Budget 2014 laid down policies and reforms, which, being high on details, ticks many boxes on fiscal consolidation, tackling inflation and reviving growth.
An ambitious fiscal target
In what was acknowledged as a ‘daunting task’ by the Finance Minister, the Budget chose to retain the previous government’s fiscal deficit target of 4.1 per cent for FY-15. The targets for FY-16 and FY-17 were indicated at 3.6 per cent and 3 per cent respectively, thus lending itself to an ambitious fiscal consolidation plan.
The target, especially for FY-15, is widely seen as being loaded with optimism for a few reasons: one, gross tax revenue (the biggest contributor to the exchequer) as a percentage of GDP fell steeply post FY-08 and until FY-10 and thereafter has mostly remained stagnant. Even if FY-15 sees a marginal economic recovery and improved business sentiment, a 20 per cent Y-o-Y growth assumed in tax revenue appears a tad unrealistic, unless the economy gets as lucky as the stock markets! Besides, some tax tweaking has meant marginal loss to the government’s tax revenue.
Ambitious target for disinvestment
On the brighter side though, yet another ambitious target – disinvestment of Rs 58,425 crore from PSU stake sale and from residual stake sale in erstwhile government companies - may not be too difficult to achieve. That’s especially if it is done in the early part of the financial year by capitalising on the current stock market buoyancy.
While disinvestment may be a one-off measure to help the fiscal position, quicker implementation of GST, though, may be necessary if the government has to achieve its medium-term target. There appears no time line currently on implementation of a nation-wide GST.
On the expenditure side, although the budget does not provide any concrete measures for expenditure control, the quality of spending has clearly got a growth focus. After almost two years of a severe squeeze on plan expenditure, FY-15 will see a 21 per cent increase in the budgeted plan expenditure with thrust on rural and urban infrastructure spending.
It is noteworthy that spending on rural development, which was growing at 20 per cent compounded annually between FY-08 to FY-12 fell by 2 per cent annually in the subsequent two years. The current plan budget will hopefully reverse this. Similarly, capital expenditure is set to grow at 18.8 per cent compared with single-digit average growth witnessed in the last 3 years. Capex by public sector companies are expected to show the way for private sector to follow suit.

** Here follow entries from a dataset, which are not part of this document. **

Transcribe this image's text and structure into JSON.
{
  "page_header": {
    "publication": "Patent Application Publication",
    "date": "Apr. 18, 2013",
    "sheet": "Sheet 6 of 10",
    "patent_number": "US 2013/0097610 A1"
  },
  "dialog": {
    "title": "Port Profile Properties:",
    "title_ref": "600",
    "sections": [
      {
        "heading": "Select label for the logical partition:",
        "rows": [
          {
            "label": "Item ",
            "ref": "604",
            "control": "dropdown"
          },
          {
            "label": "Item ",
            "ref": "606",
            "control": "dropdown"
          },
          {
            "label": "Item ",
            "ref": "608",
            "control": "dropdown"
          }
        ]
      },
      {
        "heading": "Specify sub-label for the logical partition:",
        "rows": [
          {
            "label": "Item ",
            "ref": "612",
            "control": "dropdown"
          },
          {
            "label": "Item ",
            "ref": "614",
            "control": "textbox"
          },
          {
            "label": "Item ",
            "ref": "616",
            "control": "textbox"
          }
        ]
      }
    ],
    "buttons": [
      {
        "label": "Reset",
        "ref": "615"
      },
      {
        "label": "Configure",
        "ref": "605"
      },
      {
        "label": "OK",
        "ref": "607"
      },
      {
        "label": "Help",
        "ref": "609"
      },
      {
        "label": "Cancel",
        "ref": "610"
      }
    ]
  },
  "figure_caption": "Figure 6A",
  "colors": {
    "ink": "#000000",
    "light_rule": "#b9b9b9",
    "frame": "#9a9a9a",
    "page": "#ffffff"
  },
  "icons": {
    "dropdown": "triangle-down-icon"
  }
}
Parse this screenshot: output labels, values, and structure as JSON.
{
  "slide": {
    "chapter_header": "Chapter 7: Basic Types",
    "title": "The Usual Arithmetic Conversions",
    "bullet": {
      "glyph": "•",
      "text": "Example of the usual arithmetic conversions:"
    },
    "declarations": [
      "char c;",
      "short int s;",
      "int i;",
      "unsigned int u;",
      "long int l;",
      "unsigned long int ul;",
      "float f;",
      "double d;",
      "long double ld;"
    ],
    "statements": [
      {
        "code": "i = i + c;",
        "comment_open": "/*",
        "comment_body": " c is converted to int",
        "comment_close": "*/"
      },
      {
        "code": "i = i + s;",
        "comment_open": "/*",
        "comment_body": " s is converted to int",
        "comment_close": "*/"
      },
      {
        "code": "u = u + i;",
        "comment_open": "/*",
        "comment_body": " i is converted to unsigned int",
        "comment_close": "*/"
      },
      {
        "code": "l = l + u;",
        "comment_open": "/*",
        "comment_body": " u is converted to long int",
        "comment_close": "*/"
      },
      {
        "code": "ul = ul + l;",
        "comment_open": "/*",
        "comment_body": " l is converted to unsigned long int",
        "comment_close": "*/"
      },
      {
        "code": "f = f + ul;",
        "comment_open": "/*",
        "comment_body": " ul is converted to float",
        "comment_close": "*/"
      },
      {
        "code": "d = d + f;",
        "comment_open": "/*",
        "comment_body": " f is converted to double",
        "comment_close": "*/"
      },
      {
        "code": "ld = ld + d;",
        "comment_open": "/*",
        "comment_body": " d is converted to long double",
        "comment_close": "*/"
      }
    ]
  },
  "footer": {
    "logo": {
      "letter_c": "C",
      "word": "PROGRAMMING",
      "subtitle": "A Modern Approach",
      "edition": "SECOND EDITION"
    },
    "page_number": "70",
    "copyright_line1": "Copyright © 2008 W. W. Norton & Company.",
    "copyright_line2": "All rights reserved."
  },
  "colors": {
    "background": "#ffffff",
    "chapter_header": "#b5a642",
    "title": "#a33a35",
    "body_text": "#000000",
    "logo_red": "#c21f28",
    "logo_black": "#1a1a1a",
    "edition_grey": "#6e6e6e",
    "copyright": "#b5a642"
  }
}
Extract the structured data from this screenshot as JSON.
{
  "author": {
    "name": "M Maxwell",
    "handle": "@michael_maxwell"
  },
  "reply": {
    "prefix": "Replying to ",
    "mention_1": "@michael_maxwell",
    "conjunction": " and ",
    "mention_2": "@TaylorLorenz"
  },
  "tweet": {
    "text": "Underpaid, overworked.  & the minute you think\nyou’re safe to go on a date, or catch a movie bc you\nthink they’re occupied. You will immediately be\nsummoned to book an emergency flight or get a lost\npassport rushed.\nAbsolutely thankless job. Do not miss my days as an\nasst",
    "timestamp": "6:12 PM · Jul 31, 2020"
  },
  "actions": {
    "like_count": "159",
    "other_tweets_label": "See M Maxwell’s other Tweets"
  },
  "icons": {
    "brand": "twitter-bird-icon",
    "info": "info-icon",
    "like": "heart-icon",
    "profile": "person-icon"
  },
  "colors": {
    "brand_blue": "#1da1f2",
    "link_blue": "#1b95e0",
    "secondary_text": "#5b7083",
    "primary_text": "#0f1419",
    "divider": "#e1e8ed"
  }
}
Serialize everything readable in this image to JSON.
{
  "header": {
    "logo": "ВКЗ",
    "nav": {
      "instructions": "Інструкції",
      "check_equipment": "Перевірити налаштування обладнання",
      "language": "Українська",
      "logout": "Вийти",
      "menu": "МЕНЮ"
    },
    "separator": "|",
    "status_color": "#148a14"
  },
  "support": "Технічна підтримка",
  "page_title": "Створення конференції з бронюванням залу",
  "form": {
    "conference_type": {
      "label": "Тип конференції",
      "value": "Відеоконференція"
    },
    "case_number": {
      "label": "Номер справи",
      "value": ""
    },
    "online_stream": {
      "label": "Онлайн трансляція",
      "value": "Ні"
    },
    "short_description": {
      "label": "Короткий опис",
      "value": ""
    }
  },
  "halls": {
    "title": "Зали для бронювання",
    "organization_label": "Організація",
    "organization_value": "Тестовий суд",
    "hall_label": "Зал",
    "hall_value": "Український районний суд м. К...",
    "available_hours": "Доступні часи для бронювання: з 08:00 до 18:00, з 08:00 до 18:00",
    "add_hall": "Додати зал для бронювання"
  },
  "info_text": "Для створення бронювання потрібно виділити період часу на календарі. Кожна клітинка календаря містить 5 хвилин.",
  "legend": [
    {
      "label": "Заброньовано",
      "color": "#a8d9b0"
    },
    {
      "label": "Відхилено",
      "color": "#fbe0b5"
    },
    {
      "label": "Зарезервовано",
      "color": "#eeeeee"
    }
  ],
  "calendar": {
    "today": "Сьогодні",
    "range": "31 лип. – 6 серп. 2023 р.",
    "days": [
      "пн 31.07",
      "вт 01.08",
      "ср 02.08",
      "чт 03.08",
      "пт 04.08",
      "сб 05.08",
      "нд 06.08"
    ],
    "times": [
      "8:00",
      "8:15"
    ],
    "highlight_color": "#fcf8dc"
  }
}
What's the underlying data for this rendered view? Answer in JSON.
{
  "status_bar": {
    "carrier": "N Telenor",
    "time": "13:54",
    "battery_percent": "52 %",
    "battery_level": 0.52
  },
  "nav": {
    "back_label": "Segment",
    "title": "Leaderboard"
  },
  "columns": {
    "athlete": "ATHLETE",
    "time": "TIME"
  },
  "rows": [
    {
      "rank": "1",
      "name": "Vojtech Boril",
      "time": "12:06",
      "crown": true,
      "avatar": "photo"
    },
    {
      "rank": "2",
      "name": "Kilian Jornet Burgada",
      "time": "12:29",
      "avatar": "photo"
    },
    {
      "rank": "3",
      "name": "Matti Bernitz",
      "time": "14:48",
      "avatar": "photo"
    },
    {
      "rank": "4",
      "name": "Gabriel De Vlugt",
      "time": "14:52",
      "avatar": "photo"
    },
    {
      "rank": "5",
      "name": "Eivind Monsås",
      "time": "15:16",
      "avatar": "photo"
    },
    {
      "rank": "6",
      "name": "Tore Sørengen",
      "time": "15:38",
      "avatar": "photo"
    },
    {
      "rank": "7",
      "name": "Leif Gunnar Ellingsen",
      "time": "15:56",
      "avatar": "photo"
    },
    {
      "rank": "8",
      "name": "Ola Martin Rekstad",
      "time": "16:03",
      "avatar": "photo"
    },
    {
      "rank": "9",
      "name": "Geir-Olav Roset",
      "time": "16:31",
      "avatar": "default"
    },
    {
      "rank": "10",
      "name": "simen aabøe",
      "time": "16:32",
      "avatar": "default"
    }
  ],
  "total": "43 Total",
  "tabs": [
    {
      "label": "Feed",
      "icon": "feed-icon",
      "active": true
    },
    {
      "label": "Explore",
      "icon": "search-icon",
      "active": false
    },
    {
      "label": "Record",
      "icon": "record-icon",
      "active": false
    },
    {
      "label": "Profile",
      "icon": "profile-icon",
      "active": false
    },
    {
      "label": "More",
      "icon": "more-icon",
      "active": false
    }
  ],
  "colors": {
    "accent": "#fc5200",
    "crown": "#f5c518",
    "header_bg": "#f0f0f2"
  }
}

A disappointment on the expenditure front would be the subsidy. While subsidy on food and fertilizer have broadly remained the same, fuel subsidy has a lower projection. The rationalisation here may be carried outside the budget but then there appears to be no road map for overall subsidy rationalisation.
With the consumer price inflation choosing not to come down from its lofty perch and the RBI blaming ‘structural issues’ for continuing high food inflation, the Union Budget may have taken some right first steps to address this through focussed measures in the agriculture space.
Allocation of about Rs 5000 crore for construction of warehouses, godowns and cold storages can be expected to tackle the issue of storing agricultural produce with reduced wastage. The budget has also hinted at restructuring Food Corporation of India, with the aim of reducing transportation and distribution losses. Allocation towards ‘soil health card’, mobile soil testing and also setting up of a price stabilisation fund are all aimed at improving productivity in the medium to long term.
Interestingly, the budget has chosen to retain allocation under the MGNREGA, a scheme which was expected to be sidelined. The Budget intends to ensure that the rural spend is done on more productive creation of assets in the agricultural space. This spending, if done with the right intent, could spur agricultural growth.
Other efforts such as continuation of the 7 per cent interest subvention scheme besides an additional subvention of 3 per cent for prompt paying farmers effectively reduces borrowing costs of farmers who do not default. This is a more productive incentive than the farm loan waiver schemes.
In all this, execution remains the key to alleviate the supply-side bottlenecks. For, it is not as if the previous budgets have not tried to plan for all of the above. Just that the failure in implementation, time and again, has led to raging inflation in the past couple of years. Besides, weak monsoon can play spoilsport for agricultural growth, which has been pegged at a respectable 4 per cent.
In the short term though, measures outside of Budget, such as getting states to set up farmers’ markets, release of foodgrains and raise minimum export prices on commodities such as onion may help contain inflation to some extent.